Ama şimdi maalesef TSK den bitmez ve tükenmez bir şekilde istekler peş peşe gelmeye ve uygulanmaya başladı. TSK’nde yıllık faaliyet planı olarak bir plan yapılır ve bu planların içerisine de hangi şekilde nerede ne zaman neler yapılacağı tek tek yazılır ve bu plan aynen uygulanır. Bu planın içerisinde İHK, ACK, Atış, Denetleme, Aile planlaması, yurttaşlık bilgisi, sağlık konuları ve zaman zaman TRT 1 de çıkan önemli diziler ve komutanların o gün şartlarına uygun gördükleri program seyredilirdi.

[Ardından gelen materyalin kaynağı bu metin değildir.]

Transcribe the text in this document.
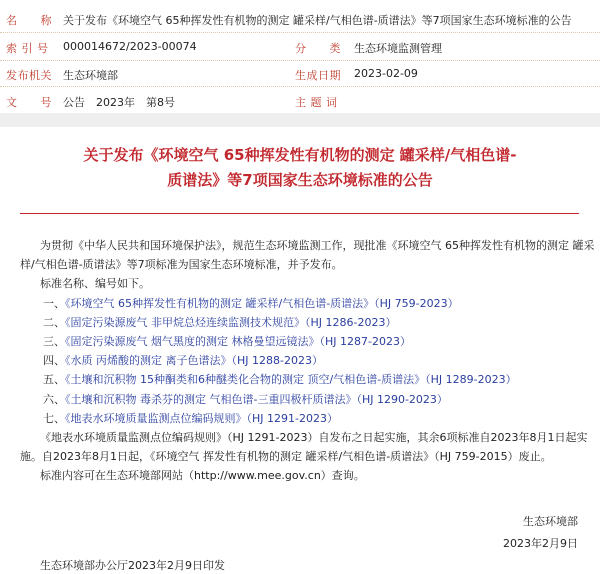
名　　称	关于发布《环境空气 65种挥发性有机物的测定 罐采样/气相色谱-质谱法》等7项国家生态环境标准的公告
索 引 号	000014672/2023-00074	分　　类	生态环境监测管理
发布机关	生态环境部	生成日期	2023-02-09
文　　号	公告　2023年　第8号	主 题 词
关于发布《环境空气 65种挥发性有机物的测定 罐采样/气相色谱-
质谱法》等7项国家生态环境标准的公告
为贯彻《中华人民共和国环境保护法》，规范生态环境监测工作，现批准《环境空气 65种挥发性有机物的测定 罐采
样/气相色谱-质谱法》等7项标准为国家生态环境标准，并予发布。
标准名称、编号如下。
一、《环境空气 65种挥发性有机物的测定 罐采样/气相色谱-质谱法》（HJ 759-2023）
二、《固定污染源废气 非甲烷总烃连续监测技术规范》（HJ 1286-2023）
三、《固定污染源废气 烟气黑度的测定 林格曼望远镜法》（HJ 1287-2023）
四、《水质 丙烯酸的测定 离子色谱法》（HJ 1288-2023）
五、《土壤和沉积物 15种酮类和6种醚类化合物的测定 顶空/气相色谱-质谱法》（HJ 1289-2023）
六、《土壤和沉积物 毒杀芬的测定 气相色谱-三重四极杆质谱法》（HJ 1290-2023）
七、《地表水环境质量监测点位编码规则》（HJ 1291-2023）
《地表水环境质量监测点位编码规则》（HJ 1291-2023）自发布之日起实施，其余6项标准自2023年8月1日起实
施。自2023年8月1日起，《环境空气 挥发性有机物的测定 罐采样/气相色谱-质谱法》（HJ 759-2015）废止。
标准内容可在生态环境部网站（http://www.mee.gov.cn）查询。
生态环境部
2023年2月9日
生态环境部办公厅2023年2月9日印发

Aile ve Sosyal Politikalar Bakanı Fatma Şahin’e şunu sormak isterim: Tüm bu şarkılar o zaman hiçbir yerde söylenmemeli veya Tarkan’ın yakalarsam muck şarkısı, Ankaralı Turgut un yakalarsam tık tık, araba beş evde on beş şarkısı veya buna benzer daha birçok şarkılara yasak koyalım veya koyunuz koydurunuz. T.C. hükümeti neden defalarca koruma isteyen kadınlara hiçbir işlem yapılmayacak, savcılar, hâkimler şiddet uygulayan kocalara hiç bir ceza vermeyecek, serbest bırakılacak ve bu adamlar canı istediğinde karısını yolun ortasında, evinde kayınpederinde, çocuğunun gözü önünde öldürecek sonra canı yanan feryat edecek ve sizde kışlada ki söylenen marşlar şiddet içeriyor diyeceksiniz ve eşitlik ilkesi olmuyor diyeceksiniz böylelikle şiddeti önleyeceksiniz. Hadi sizi, askerliğinizi yapmayan bir Bakan olarak anlarım, ama Orgeneral Özel’i de anlamaya çalıştım, bir türlü anlayamadım. Artık kışlalarda ne yapılması gerektiğini dışarıdan biri veya birileri bu kadar söz söyleyebilip müdahale edebilecek kadar oluyorsa bu koltuklar boş kalsın çekip gitmek farz olmalı artık.